Reformation, an equitable remedy that permits a court to reform a contract or deed, is governed by Cal. Civil Code § 3399, which states: “[w]hen, through fraud or mutual mistake of the parties, or a mistake of one party, which the other at the time knew or suspected, a written contract does not truly express the intention of the parties, it may be revised on the application of a party aggrieved, so as to express that intention, so far as it can be done without prejudice to rights acquired by third persons, in good faith and for value.”
“Reformation is proper when the parties come to a true agreement, but by reason of fraud or mistake, that intent is not expressed in the written instrument.” (See Shupe v.
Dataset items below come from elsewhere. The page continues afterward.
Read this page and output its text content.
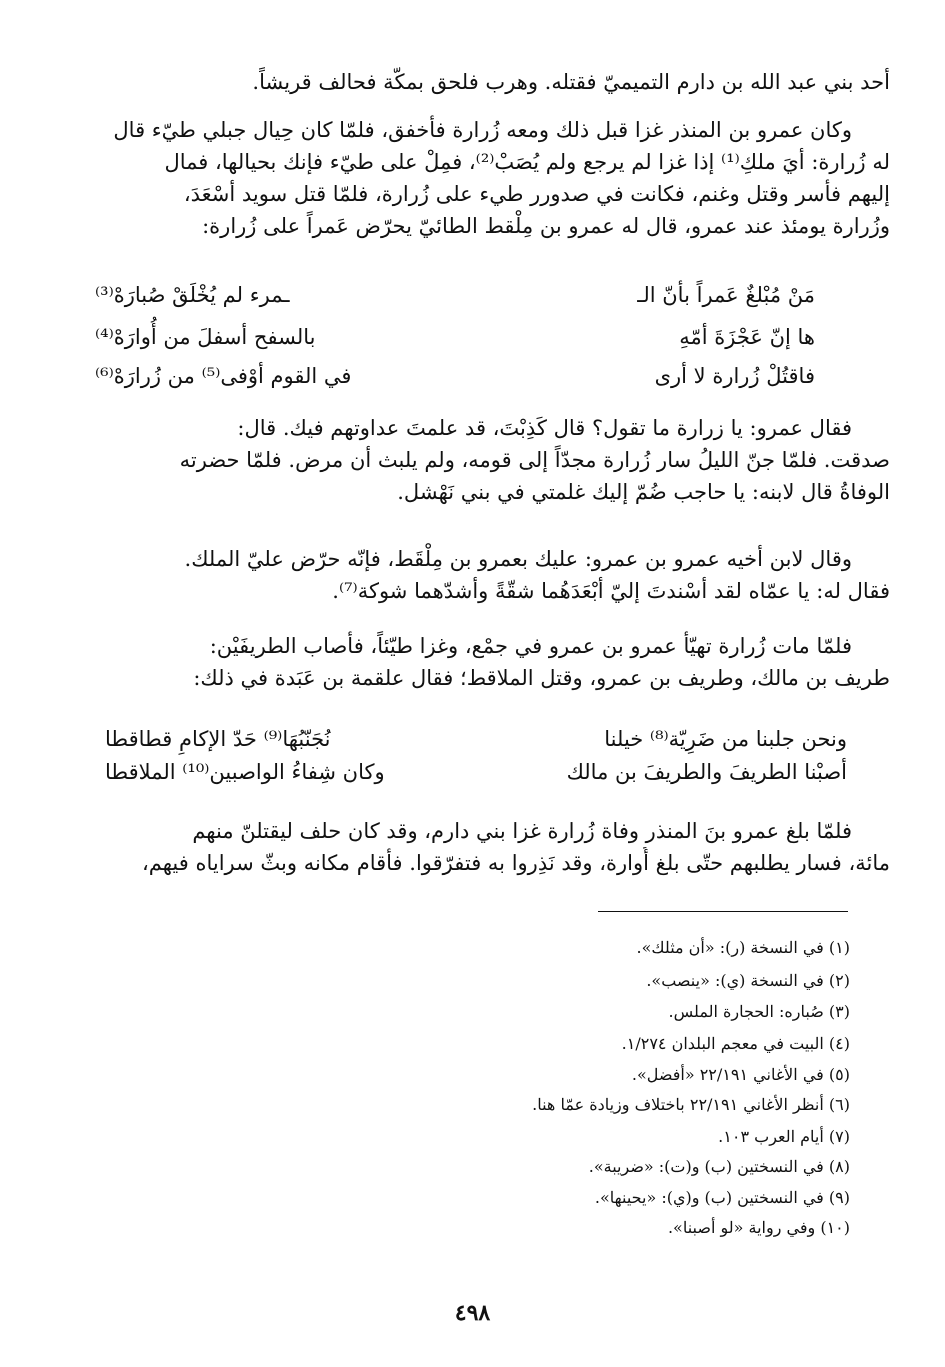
أحد بني عبد الله بن دارم التميميّ فقتله. وهرب فلحق بمكّة فحالف قريشاً.
وكان عمرو بن المنذر غزا قبل ذلك ومعه زُرارة فأخفق، فلمّا كان حِيال جبلي طيّء قال
له زُرارة: أيَ ملكِ⁽¹⁾ إذا غزا لم يرجع ولم يُصَبْ⁽²⁾، فمِلْ على طيّء فإنك بحيالها، فمال
إليهم فأسر وقتل وغنم، فكانت في صدورر طيء على زُرارة، فلمّا قتل سويد أسْعَدَ،
وزُرارة يومئذ عند عمرو، قال له عمرو بن مِلْقط الطائيّ يحرّض عَمراً على زُرارة:
مَنْ مُبْلغٌ عَمراً بأنّ الـ
ـمرء لم يُخْلَقْ صُبارَهْ⁽³⁾
ها إنّ عَجْزَةَ أمّهِ
بالسفح أسفلَ من أُوارَهْ⁽⁴⁾
فاقتُلْ زُرارة لا أرى
في القوم أوْفى⁽⁵⁾ من زُرارَهْ⁽⁶⁾
فقال عمرو: يا زرارة ما تقول؟ قال كَذِبْتَ، قد علمتَ عداوتهم فيك. قال:
صدقت. فلمّا جنّ الليلُ سار زُرارة مجدّاً إلى قومه، ولم يلبث أن مرض. فلمّا حضرته
الوفاةُ قال لابنه: يا حاجب ضُمّ إليك غلمتي في بني نَهْشل.
وقال لابن أخيه عمرو بن عمرو: عليك بعمرو بن مِلْقَط، فإنّه حرّض عليّ الملك.
فقال له: يا عمّاه لقد أسْندتَ إليّ أبْعَدَهُما شقّةً وأشدّهما شوكة⁽⁷⁾.
فلمّا مات زُرارة تهيّأ عمرو بن عمرو في جمْع، وغزا طيّئاً، فأصاب الطريفَيْن:
طريف بن مالك، وطريف بن عمرو، وقتل الملاقط؛ فقال علقمة بن عَبَدة في ذلك:
ونحن جلبنا من ضَرِيّة⁽⁸⁾ خيلنا
نُجَنّبُهَا⁽⁹⁾ حَدّ الإكامِ قطاقطا
أصبْنا الطريفَ والطريفَ بن مالك
وكان شِفاءُ الواصبين⁽¹⁰⁾ الملاقطا
فلمّا بلغ عمرو بنَ المنذر وفاة زُرارة غزا بني دارم، وقد كان حلف ليقتلنّ منهم
مائة، فسار يطلبهم حتّى بلغ أُوارة، وقد نَذِروا به فتفرّقوا. فأقام مكانه وبثّ سراياه فيهم،
(١) في النسخة (ر): «أن مثلك».
(٢) في النسخة (ي): «ينصب».
(٣) صُباره: الحجارة الملس.
(٤) البيت في معجم البلدان ١/٢٧٤.
(٥) في الأغاني ٢٢/١٩١ «أفضل».
(٦) أنظر الأغاني ٢٢/١٩١ باختلاف وزيادة عمّا هنا.
(٧) أيام العرب ١٠٣.
(٨) في النسختين (ب) و(ت): «ضريبة».
(٩) في النسختين (ب) و(ي): «يحينها».
(١٠) وفي رواية «لو أصبنا».
٤٩٨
Nelson (1967) 254 Cal.App.2d 693, 699.) “The burden is on the party seeking reformation to demonstrate that the true intent of the agreement was something other than what is reflected by the instrument.” (Id. at 700.)
There can be no reformation of a written document to reflect the actual mutual agreement if there was no preceding agreement. (See Lemoge Elec. V. San Mateo County (1956) 46 Cal.2d 659, 663.)
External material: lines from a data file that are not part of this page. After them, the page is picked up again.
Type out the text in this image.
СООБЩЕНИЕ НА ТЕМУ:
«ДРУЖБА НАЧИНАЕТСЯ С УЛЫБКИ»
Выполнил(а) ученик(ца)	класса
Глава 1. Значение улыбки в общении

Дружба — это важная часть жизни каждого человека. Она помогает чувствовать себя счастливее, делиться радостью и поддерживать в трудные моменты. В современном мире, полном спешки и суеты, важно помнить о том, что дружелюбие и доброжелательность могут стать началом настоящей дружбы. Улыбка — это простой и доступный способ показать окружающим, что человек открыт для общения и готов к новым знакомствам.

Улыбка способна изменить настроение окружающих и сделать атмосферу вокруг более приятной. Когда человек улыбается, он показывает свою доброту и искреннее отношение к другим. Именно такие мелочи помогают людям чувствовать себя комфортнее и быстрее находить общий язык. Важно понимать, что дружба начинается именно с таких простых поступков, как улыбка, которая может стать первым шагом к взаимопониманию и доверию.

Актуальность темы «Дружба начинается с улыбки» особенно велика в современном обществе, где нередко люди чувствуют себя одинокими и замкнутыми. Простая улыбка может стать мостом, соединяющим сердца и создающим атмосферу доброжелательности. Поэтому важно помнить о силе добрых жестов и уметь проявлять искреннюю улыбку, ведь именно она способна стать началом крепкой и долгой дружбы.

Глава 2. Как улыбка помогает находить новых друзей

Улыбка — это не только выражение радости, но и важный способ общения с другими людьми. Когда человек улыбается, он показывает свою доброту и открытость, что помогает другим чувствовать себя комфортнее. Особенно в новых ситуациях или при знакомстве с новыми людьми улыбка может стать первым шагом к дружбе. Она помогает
“The purpose of reformation is to correct a written instrument in order to effectuate a common intention of both parties which was incorrectly reduced to writing. To justify the court in changing the language of the instrument sought to be reformed, it must be established that both parties agreed to do something different from what is expressed in the writing, and the proof upon this point should be clear and convincing.” (Lister v. Sorge (1968) 260 Cal.App.2d 333, 338.)
“If the contract itself is void, as, for example, because it is immoral or because the parties have not agreed on all of its terms and there is, for that reason, no final contract or understanding between them, or because the contract lacks consideration, reformation is impossible, since there is no valid contract to reform.” (Oatman v. Niemeyer (1929) 207 Cal. 424, 426-427.)
“California recognizes the objective theory of contracts (Berman v. Bromberg (1997) 56 Cal.App.4th 936, 948), under which ‘[i]t is the objective intent, as evidenced in words of the contract, rather than the subjective intent of one of the parties, that controls interpretation’” (Titan Group Inc. v. Sonoma Valley County Sanitation Dist. (1985) 164 Cal.App.3rd 1122, 1127.)
Lane v. Davis (1959) 172 Cal.App.2d 302 is instructive. It holds “[]... fraud which constitutes a ground for reformation consists of the representation that the writing is in conformity with the intended agreement, or that a writing to be made will be in conformity therewith.” (Id. citing 2 Witkin, California Procedure at 1397.) “The fraud alleged in the instant complaint went only to the inducement to enter into the contract and fraud of this character will not warrant reformation for the obvious reason that there is no common intention or understanding between the parties that may be utilized as a standard to which the writing could be reformed.” Id. at 307-08.
“A statute of limitations runs against an action for the reformation of an instrument from the date on which the right to reformation accrues.” (See 54 C.J.S. Limitations of Actions § 310.)